Special Report
China Power Monitor - 3Q24
Sun 03 Nov, 2024 - 9:31 PM ET
China’s solar power capacity additions may ease in 2025 after a robust 2024, as some generators (gencos) have met their 2025 targets together with the pressure on utilisation and tariffs from grid bottlenecks that have dented returns. Installations of distributed solar projects may also drop on tighter regulations, although offset partly by the potential to ramp up more windfarms - as implied by the recent pick-up in wind equipment auctions. China added 200GW of wind and solar capacity in 9M24, pushing up their fuel mix share to 39.6%, 2.3% higher than coal. China has indicated it will add another 130GW in 4Q24, on a par with 4Q23, bringing up full-year additions by roughly 13%. This led to a 7.2% yoy growth in generation capex in 9M24 despite cuts in equipment prices. Massive new renewable installations are challenging grid connections, and have driven up volume and price risks. Wind and solar utilisation hours fell by 5.9% and 5.7%, respectively, in 9M24. Tariffs were also affected by more supply, a higher share of market trading, and intra-day pricing.
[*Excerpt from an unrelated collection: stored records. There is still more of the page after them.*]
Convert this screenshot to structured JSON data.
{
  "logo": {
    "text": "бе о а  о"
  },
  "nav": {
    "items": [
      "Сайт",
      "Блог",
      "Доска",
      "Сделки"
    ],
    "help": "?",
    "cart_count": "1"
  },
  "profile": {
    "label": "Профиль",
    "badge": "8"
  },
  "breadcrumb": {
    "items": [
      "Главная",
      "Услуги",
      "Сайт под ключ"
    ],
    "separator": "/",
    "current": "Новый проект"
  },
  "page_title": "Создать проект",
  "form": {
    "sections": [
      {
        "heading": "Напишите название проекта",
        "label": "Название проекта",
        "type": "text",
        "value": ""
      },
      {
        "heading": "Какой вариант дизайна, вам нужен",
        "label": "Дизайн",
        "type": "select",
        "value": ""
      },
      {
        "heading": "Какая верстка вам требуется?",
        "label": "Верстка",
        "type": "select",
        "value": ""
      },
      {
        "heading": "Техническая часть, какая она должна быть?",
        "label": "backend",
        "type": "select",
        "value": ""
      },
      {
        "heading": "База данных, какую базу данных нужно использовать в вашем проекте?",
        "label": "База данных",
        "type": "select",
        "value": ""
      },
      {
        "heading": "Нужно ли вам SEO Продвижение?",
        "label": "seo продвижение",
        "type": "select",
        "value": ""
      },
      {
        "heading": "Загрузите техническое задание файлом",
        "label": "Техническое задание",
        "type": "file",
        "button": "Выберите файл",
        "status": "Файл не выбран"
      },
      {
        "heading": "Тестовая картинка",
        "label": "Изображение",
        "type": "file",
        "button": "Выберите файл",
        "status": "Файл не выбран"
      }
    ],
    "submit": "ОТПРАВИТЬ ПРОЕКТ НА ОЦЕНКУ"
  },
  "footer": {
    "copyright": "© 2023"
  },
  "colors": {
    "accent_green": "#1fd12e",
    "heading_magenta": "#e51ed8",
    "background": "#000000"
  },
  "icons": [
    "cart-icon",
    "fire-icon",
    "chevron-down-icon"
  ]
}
Many gencos have turned increasingly cautious on new installations, with some optimising their portfolios to sell less favourable ones and build new ones at lower unit costs. Headwinds on renewables may be eased by rising investments in power grids, by 21.1% yoy in 9M24. China is constructing more inter-provincial transmission lines to raise the utilisation of utility-scale projects in the west, and upgrading distribution networks to connect with more distributed projects. More storage facilities are also being built to address renewables’ intermittency, and reduce intra-day price volatilities from solar outputs. Nevertheless, progress in 2025 may be limited as ramping up grid facilities generally takes longer.